No hope for reunification

Sometimes it feels like I am the only one, or at least one of only a few, naieve enough to still be thinking about Korea’s eventual reunification. I took a trip not long ago to the Unification Village in Paju, just north of Seoul, where you could literally look across the Imjin River into North Korea. The sky was clear and the mountains in the distance alluring, and I just kept thinking to myself, “You can’t go there.”

Over lunch with friends today I mentioned that of all Korea’s neighbors it seemed China presented the biggest obstacle to unification, as it benefits the most from the current status quo. I gave as proof China’s heavy investments in North Korea as it ever so surely takes over the isolated nation’s economy.

The recent visit to Pyongyang by Chinese Vice President Xi Jinping, a likely successor to Hu Jintao, suggests Beijing continues to value its ties with North Korea, notwithstanding the trouble its wayward ally has caused it, for strategic reasons… Indeed, China has become, by default, North Korea’s largest trading partner and source of investments.

Keep the regime afloat by taking charge of the economy, and send in swarms of Chinese tourists. Hell, China is already the South’s biggest trading partner. As an aquaintence once told me, South Korea needs China. (I’d be curious to know what China’s position is on food aid to the North, as it is reportedly facing another famine on the scale of 1997, when 3 million people starved to death.)

A more optimistc view is expressed by Professor Zhang Quanyi

Korea’s reunification is significant for Chinese, as it parallels China’s own story. The process of interaction between the two Koreas can provide Beijing with a model for narrowing its differences with Taiwan. Korea’s successful negotiations on economic, ideological and political arrangements can serve as an example to mainland China and Taiwan in dissolving their political crisis.

Still, my friends all chimed in, as if it were completely obvious, that none of the parties involved want unification. Who would want a new, unified Korea, a large country with the North’s resources and the South’s technological and military capabilities?

China (and Russia) would have a powerful new neighbor on its border, one most likely allied with the US. There would also be the issue of the millions of ethnic Koreans on the Manchurian side of the Yalu River. Would Korea try to claim the area as part of its historical territory? Hence China’s Northeast Asia Project. Japan, meanwhile, would have a reinvigorated dagger pointing at it’s heart. I imagine the US also seeks to preserve the status quo, minus the nuclear issue, as this best balances its interests vis-a-vis Tokyo.
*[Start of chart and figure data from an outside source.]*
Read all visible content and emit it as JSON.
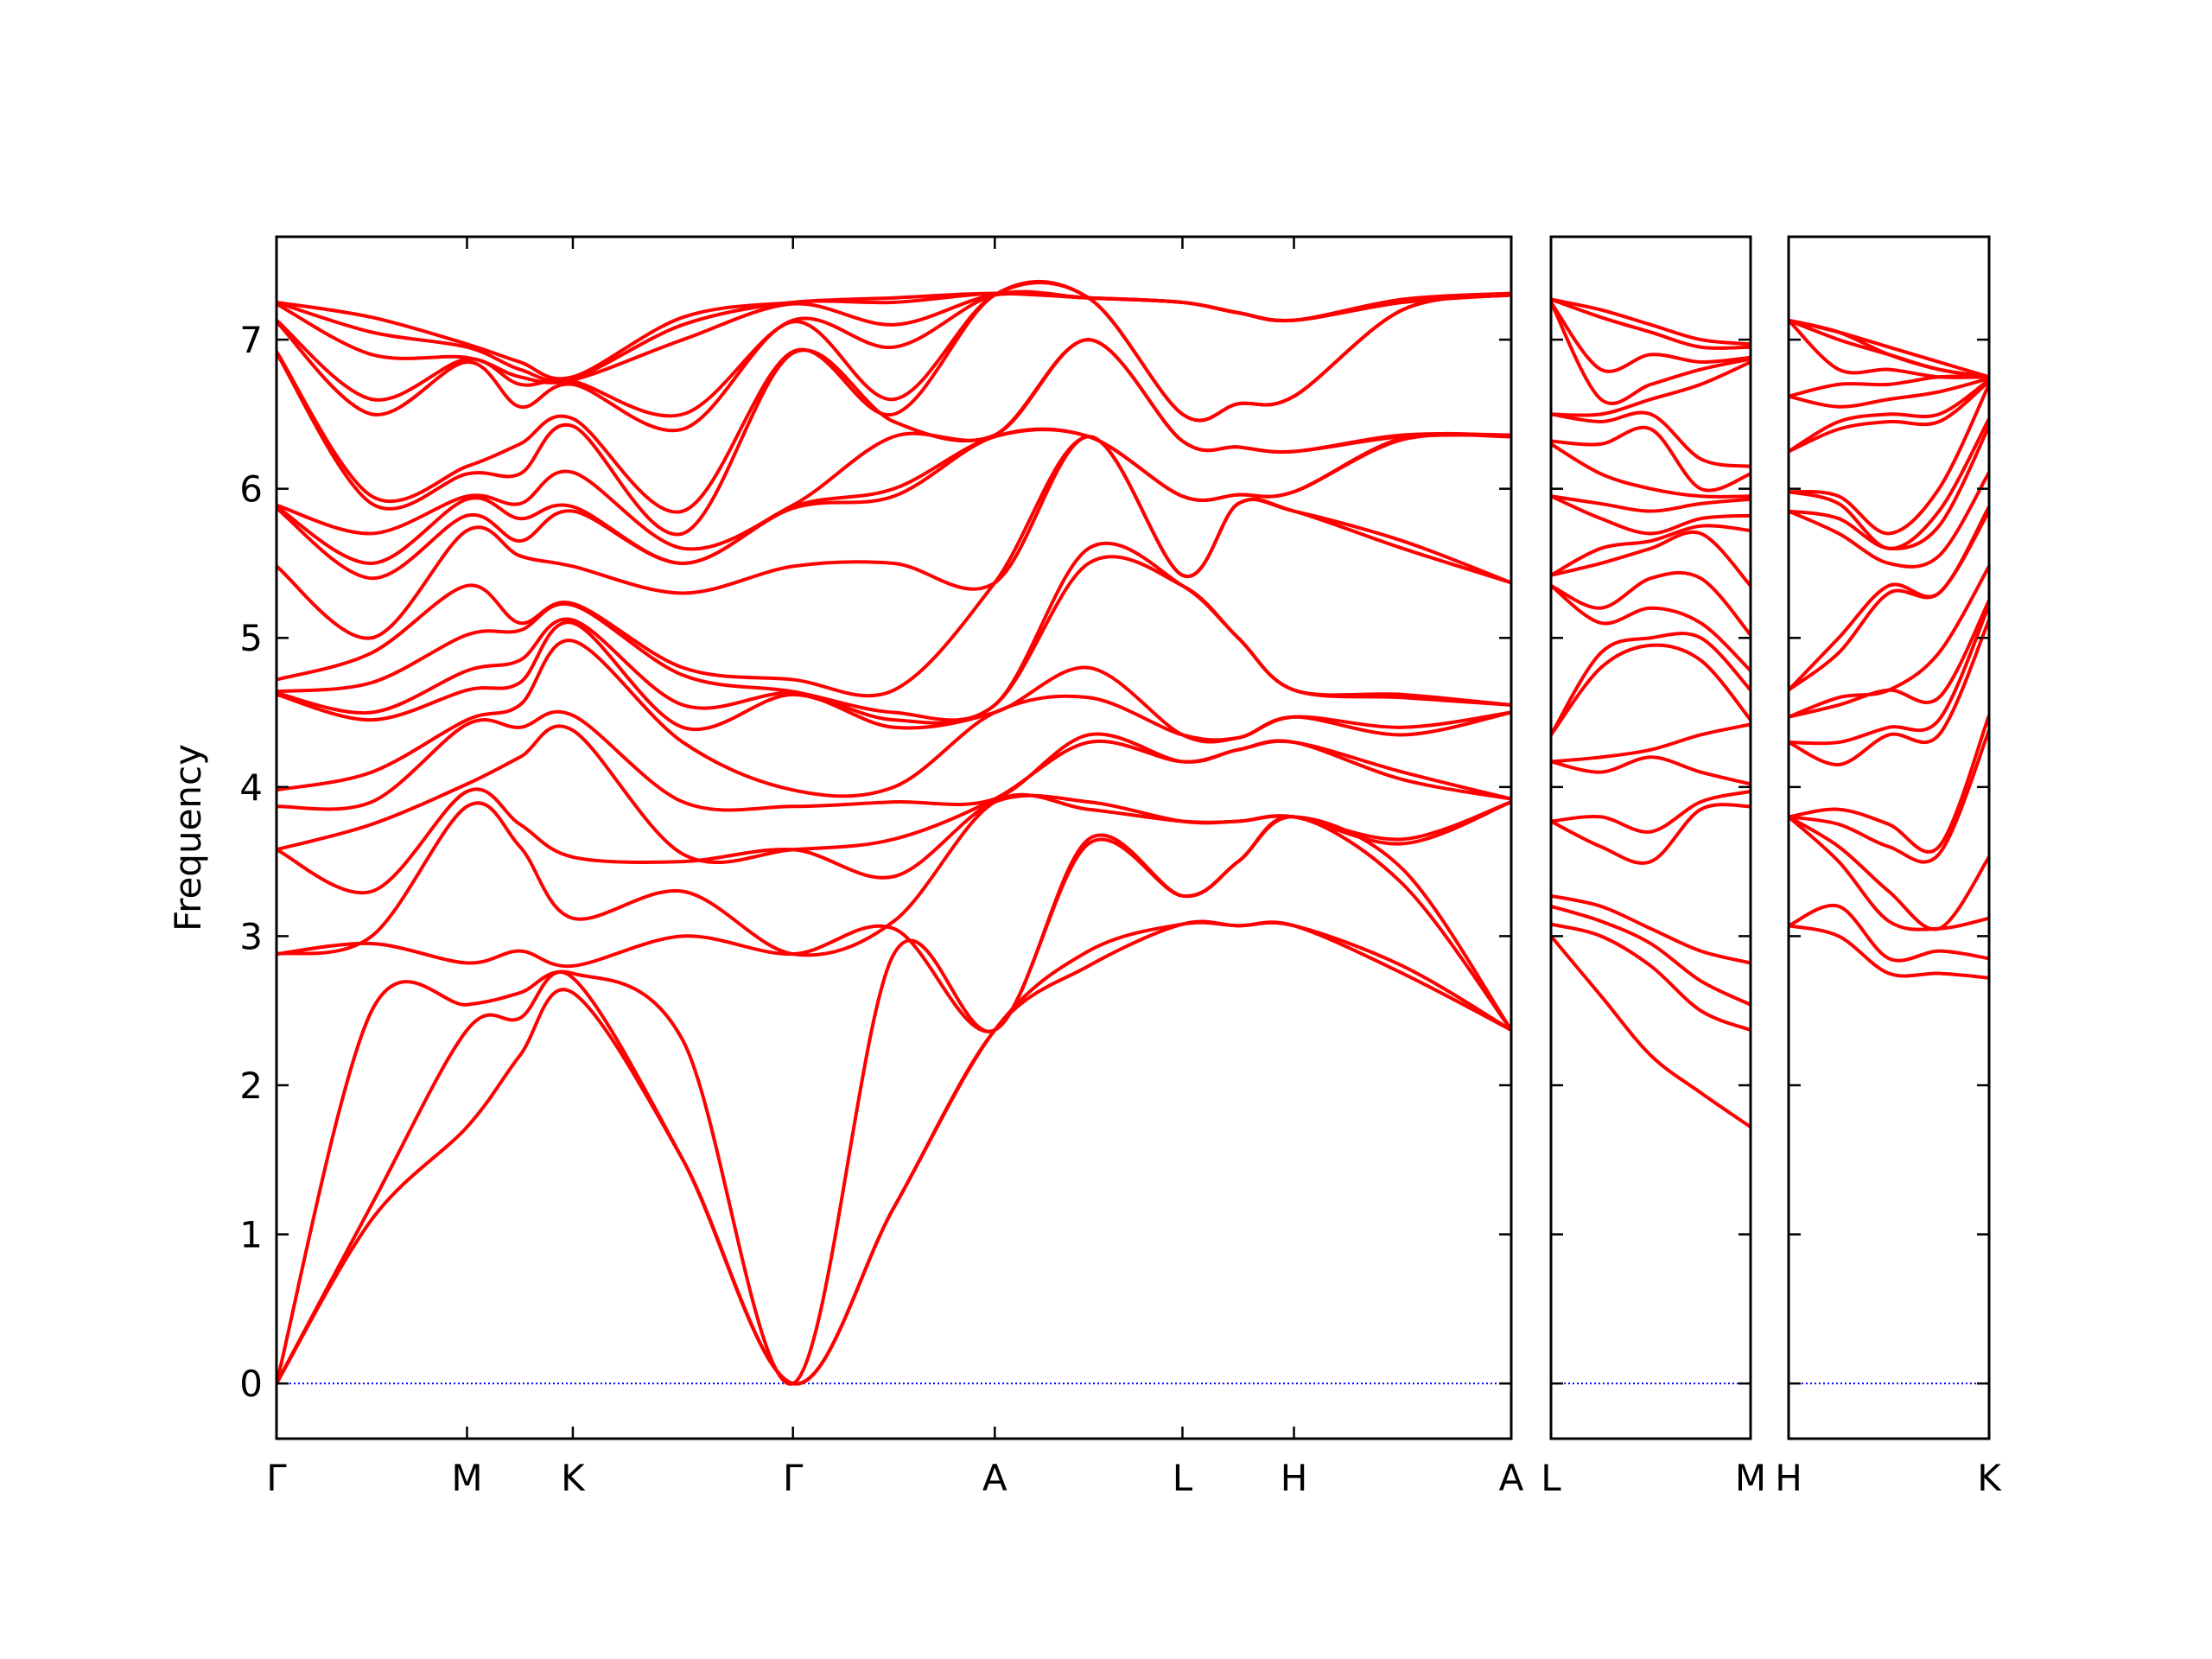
{
  "chart_data": [
    {
      "type": "line",
      "ylabel": "Frequency",
      "color": "#ff0000",
      "reference_line": {
        "y": 0,
        "color": "#0000ff"
      },
      "xlim": [
        0,
        8.75
      ],
      "ylim": [
        -0.37,
        7.69
      ],
      "yticks": [
        0,
        1,
        2,
        3,
        4,
        5,
        6,
        7
      ],
      "xticks": [
        {
          "value": 0,
          "label": "Γ"
        },
        {
          "value": 1.35,
          "label": "M"
        },
        {
          "value": 2.1,
          "label": "K"
        },
        {
          "value": 3.66,
          "label": "Γ"
        },
        {
          "value": 5.09,
          "label": "A"
        },
        {
          "value": 6.42,
          "label": "L"
        },
        {
          "value": 7.21,
          "label": "H"
        },
        {
          "value": 8.75,
          "label": "A"
        }
      ],
      "x": [
        0,
        0.675,
        1.35,
        1.725,
        2.1,
        2.88,
        3.66,
        4.375,
        5.09,
        5.755,
        6.42,
        6.815,
        7.21,
        7.98,
        8.75
      ],
      "series": [
        {
          "values": [
            0,
            1.1,
            1.72,
            2.2,
            2.62,
            1.5,
            0,
            1.18,
            2.37,
            2.8,
            3.08,
            3.07,
            3.07,
            2.75,
            2.37
          ]
        },
        {
          "values": [
            0,
            1.2,
            2.37,
            2.45,
            2.72,
            1.5,
            0,
            1.18,
            2.37,
            2.9,
            3.08,
            3.07,
            3.07,
            2.8,
            2.37
          ]
        },
        {
          "values": [
            0,
            2.5,
            2.54,
            2.62,
            2.75,
            2.3,
            0,
            2.88,
            2.37,
            3.62,
            3.27,
            3.5,
            3.8,
            3.35,
            2.37
          ]
        },
        {
          "values": [
            2.88,
            2.95,
            2.82,
            2.9,
            2.8,
            3.0,
            2.88,
            3.05,
            2.37,
            3.65,
            3.27,
            3.5,
            3.8,
            3.45,
            2.37
          ]
        },
        {
          "values": [
            2.88,
            3.0,
            3.87,
            3.6,
            3.12,
            3.3,
            2.88,
            3.1,
            3.9,
            3.85,
            3.77,
            3.77,
            3.8,
            3.62,
            3.9
          ]
        },
        {
          "values": [
            3.58,
            3.3,
            3.97,
            3.75,
            3.53,
            3.5,
            3.58,
            3.4,
            3.9,
            3.9,
            3.77,
            3.77,
            3.8,
            3.65,
            3.9
          ]
        },
        {
          "values": [
            3.58,
            3.75,
            4.02,
            4.2,
            4.38,
            3.55,
            3.58,
            3.65,
            3.92,
            4.3,
            4.17,
            4.25,
            4.3,
            4.05,
            3.92
          ]
        },
        {
          "values": [
            3.87,
            3.9,
            4.42,
            4.4,
            4.48,
            3.9,
            3.87,
            3.9,
            3.92,
            4.35,
            4.17,
            4.25,
            4.3,
            4.1,
            3.92
          ]
        },
        {
          "values": [
            3.98,
            4.1,
            4.45,
            4.55,
            4.98,
            4.3,
            3.98,
            4.0,
            4.5,
            4.6,
            4.35,
            4.33,
            4.47,
            4.35,
            4.5
          ]
        },
        {
          "values": [
            4.62,
            4.45,
            4.65,
            4.7,
            5.1,
            4.4,
            4.62,
            4.4,
            4.5,
            4.8,
            4.35,
            4.33,
            4.47,
            4.4,
            4.5
          ]
        },
        {
          "values": [
            4.63,
            4.5,
            4.78,
            4.85,
            5.12,
            4.55,
            4.63,
            4.45,
            4.55,
            5.5,
            5.35,
            5.0,
            4.65,
            4.6,
            4.55
          ]
        },
        {
          "values": [
            4.64,
            4.7,
            5.02,
            5.05,
            5.22,
            4.75,
            4.64,
            4.5,
            4.55,
            5.6,
            5.35,
            5.0,
            4.65,
            4.62,
            4.55
          ]
        },
        {
          "values": [
            4.72,
            4.9,
            5.35,
            5.1,
            5.23,
            4.8,
            4.72,
            4.65,
            5.37,
            6.35,
            5.42,
            5.9,
            5.85,
            5.6,
            5.37
          ]
        },
        {
          "values": [
            5.48,
            5.0,
            5.72,
            5.55,
            5.48,
            5.3,
            5.48,
            5.5,
            5.37,
            6.35,
            5.42,
            5.9,
            5.85,
            5.65,
            5.37
          ]
        },
        {
          "values": [
            5.87,
            5.4,
            5.82,
            5.65,
            5.85,
            5.5,
            5.87,
            5.95,
            6.35,
            6.35,
            5.95,
            5.96,
            5.98,
            6.33,
            6.35
          ]
        },
        {
          "values": [
            5.88,
            5.5,
            5.93,
            5.8,
            5.88,
            5.5,
            5.88,
            6.0,
            6.35,
            6.35,
            5.95,
            5.96,
            5.98,
            6.34,
            6.35
          ]
        },
        {
          "values": [
            5.89,
            5.7,
            5.95,
            5.9,
            6.11,
            5.6,
            5.89,
            6.35,
            6.36,
            7.0,
            6.32,
            6.28,
            6.25,
            6.35,
            6.36
          ]
        },
        {
          "values": [
            6.91,
            5.9,
            6.1,
            6.1,
            6.42,
            5.7,
            6.91,
            6.45,
            6.36,
            7.0,
            6.32,
            6.28,
            6.25,
            6.36,
            6.36
          ]
        },
        {
          "values": [
            6.92,
            5.95,
            6.15,
            6.3,
            6.47,
            5.85,
            6.92,
            6.5,
            7.3,
            7.28,
            6.5,
            6.57,
            6.62,
            7.2,
            7.3
          ]
        },
        {
          "values": [
            7.12,
            6.5,
            6.85,
            6.55,
            6.7,
            6.4,
            7.12,
            6.6,
            7.3,
            7.28,
            6.5,
            6.57,
            6.62,
            7.2,
            7.3
          ]
        },
        {
          "values": [
            7.13,
            6.6,
            6.87,
            6.7,
            6.72,
            6.5,
            7.13,
            6.95,
            7.3,
            7.28,
            7.25,
            7.18,
            7.13,
            7.25,
            7.3
          ]
        },
        {
          "values": [
            7.24,
            6.9,
            6.88,
            6.75,
            6.73,
            7.0,
            7.24,
            7.1,
            7.3,
            7.28,
            7.25,
            7.18,
            7.13,
            7.25,
            7.3
          ]
        },
        {
          "values": [
            7.25,
            7.05,
            6.95,
            6.8,
            6.74,
            7.1,
            7.25,
            7.25,
            7.31,
            7.28,
            7.25,
            7.18,
            7.13,
            7.27,
            7.31
          ]
        },
        {
          "values": [
            7.25,
            7.15,
            6.97,
            6.85,
            6.75,
            7.15,
            7.25,
            7.28,
            7.31,
            7.28,
            7.25,
            7.18,
            7.13,
            7.27,
            7.31
          ]
        }
      ]
    },
    {
      "type": "line",
      "color": "#ff0000",
      "ytick_labels": false,
      "reference_line": {
        "y": 0,
        "color": "#0000ff"
      },
      "xlim": [
        0,
        1.42
      ],
      "ylim": [
        -0.37,
        7.69
      ],
      "yticks": [
        0,
        1,
        2,
        3,
        4,
        5,
        6,
        7
      ],
      "xticks": [
        {
          "value": 0,
          "label": "L"
        },
        {
          "value": 1.42,
          "label": "M"
        }
      ],
      "x": [
        0,
        0.355,
        0.71,
        1.065,
        1.42
      ],
      "series": [
        {
          "values": [
            3.0,
            2.6,
            2.2,
            1.95,
            1.72
          ]
        },
        {
          "values": [
            3.08,
            3.0,
            2.8,
            2.5,
            2.37
          ]
        },
        {
          "values": [
            3.2,
            3.1,
            2.95,
            2.7,
            2.54
          ]
        },
        {
          "values": [
            3.27,
            3.2,
            3.05,
            2.9,
            2.82
          ]
        },
        {
          "values": [
            3.77,
            3.6,
            3.5,
            3.85,
            3.87
          ]
        },
        {
          "values": [
            3.77,
            3.8,
            3.7,
            3.9,
            3.97
          ]
        },
        {
          "values": [
            4.17,
            4.1,
            4.2,
            4.1,
            4.02
          ]
        },
        {
          "values": [
            4.17,
            4.2,
            4.25,
            4.35,
            4.42
          ]
        },
        {
          "values": [
            4.35,
            4.8,
            4.95,
            4.85,
            4.45
          ]
        },
        {
          "values": [
            4.35,
            4.9,
            5.0,
            5.0,
            4.65
          ]
        },
        {
          "values": [
            5.35,
            5.1,
            5.2,
            5.1,
            4.78
          ]
        },
        {
          "values": [
            5.35,
            5.2,
            5.4,
            5.4,
            5.02
          ]
        },
        {
          "values": [
            5.42,
            5.5,
            5.6,
            5.7,
            5.35
          ]
        },
        {
          "values": [
            5.42,
            5.6,
            5.65,
            5.75,
            5.72
          ]
        },
        {
          "values": [
            5.95,
            5.8,
            5.7,
            5.8,
            5.82
          ]
        },
        {
          "values": [
            5.95,
            5.9,
            5.85,
            5.9,
            5.93
          ]
        },
        {
          "values": [
            6.3,
            6.1,
            6.0,
            5.95,
            5.95
          ]
        },
        {
          "values": [
            6.32,
            6.3,
            6.4,
            6.0,
            6.1
          ]
        },
        {
          "values": [
            6.5,
            6.45,
            6.5,
            6.2,
            6.15
          ]
        },
        {
          "values": [
            6.5,
            6.5,
            6.6,
            6.7,
            6.85
          ]
        },
        {
          "values": [
            7.25,
            6.6,
            6.7,
            6.8,
            6.87
          ]
        },
        {
          "values": [
            7.25,
            6.8,
            6.9,
            6.85,
            6.88
          ]
        },
        {
          "values": [
            7.27,
            7.15,
            7.05,
            6.95,
            6.95
          ]
        },
        {
          "values": [
            7.27,
            7.2,
            7.1,
            7.0,
            6.97
          ]
        }
      ]
    },
    {
      "type": "line",
      "color": "#ff0000",
      "ytick_labels": false,
      "reference_line": {
        "y": 0,
        "color": "#0000ff"
      },
      "xlim": [
        0,
        1.42
      ],
      "ylim": [
        -0.37,
        7.69
      ],
      "yticks": [
        0,
        1,
        2,
        3,
        4,
        5,
        6,
        7
      ],
      "xticks": [
        {
          "value": 0,
          "label": "H"
        },
        {
          "value": 1.42,
          "label": "K"
        }
      ],
      "x": [
        0,
        0.355,
        0.71,
        1.065,
        1.42
      ],
      "series": [
        {
          "values": [
            3.07,
            3.0,
            2.75,
            2.75,
            2.72
          ]
        },
        {
          "values": [
            3.07,
            3.2,
            2.85,
            2.9,
            2.85
          ]
        },
        {
          "values": [
            3.8,
            3.5,
            3.1,
            3.05,
            3.12
          ]
        },
        {
          "values": [
            3.8,
            3.6,
            3.3,
            3.05,
            3.53
          ]
        },
        {
          "values": [
            3.8,
            3.75,
            3.6,
            3.55,
            4.38
          ]
        },
        {
          "values": [
            3.8,
            3.85,
            3.75,
            3.6,
            4.48
          ]
        },
        {
          "values": [
            4.3,
            4.15,
            4.35,
            4.35,
            5.12
          ]
        },
        {
          "values": [
            4.3,
            4.3,
            4.4,
            4.45,
            5.22
          ]
        },
        {
          "values": [
            4.47,
            4.55,
            4.65,
            4.6,
            5.25
          ]
        },
        {
          "values": [
            4.47,
            4.6,
            4.65,
            4.9,
            5.48
          ]
        },
        {
          "values": [
            4.65,
            4.9,
            5.3,
            5.3,
            5.85
          ]
        },
        {
          "values": [
            4.65,
            5.0,
            5.35,
            5.3,
            5.88
          ]
        },
        {
          "values": [
            5.85,
            5.7,
            5.5,
            5.55,
            6.11
          ]
        },
        {
          "values": [
            5.85,
            5.8,
            5.6,
            5.75,
            6.42
          ]
        },
        {
          "values": [
            5.98,
            5.9,
            5.6,
            5.85,
            6.47
          ]
        },
        {
          "values": [
            5.98,
            5.95,
            5.7,
            6.0,
            6.7
          ]
        },
        {
          "values": [
            6.25,
            6.4,
            6.45,
            6.45,
            6.72
          ]
        },
        {
          "values": [
            6.25,
            6.45,
            6.5,
            6.5,
            6.73
          ]
        },
        {
          "values": [
            6.62,
            6.55,
            6.6,
            6.65,
            6.74
          ]
        },
        {
          "values": [
            6.62,
            6.7,
            6.7,
            6.75,
            6.75
          ]
        },
        {
          "values": [
            7.13,
            6.8,
            6.8,
            6.75,
            6.75
          ]
        },
        {
          "values": [
            7.13,
            7.0,
            6.9,
            6.8,
            6.75
          ]
        },
        {
          "values": [
            7.13,
            7.05,
            6.9,
            6.8,
            6.75
          ]
        },
        {
          "values": [
            7.13,
            7.05,
            6.95,
            6.85,
            6.75
          ]
        }
      ]
    }
  ]
}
So basically any desire on the part of South Koreans for reunification (and even that seems to be dwindling) is subordinated to super power politics, the peninsula’s perennial curse. One of my lunch companions, a Korean reporter here in Seoul, said that under the past liberal administrations, while reunification was still a far-off dream, people were at least moving inthat direction. Under Lee, he said, the country has totally reversed course.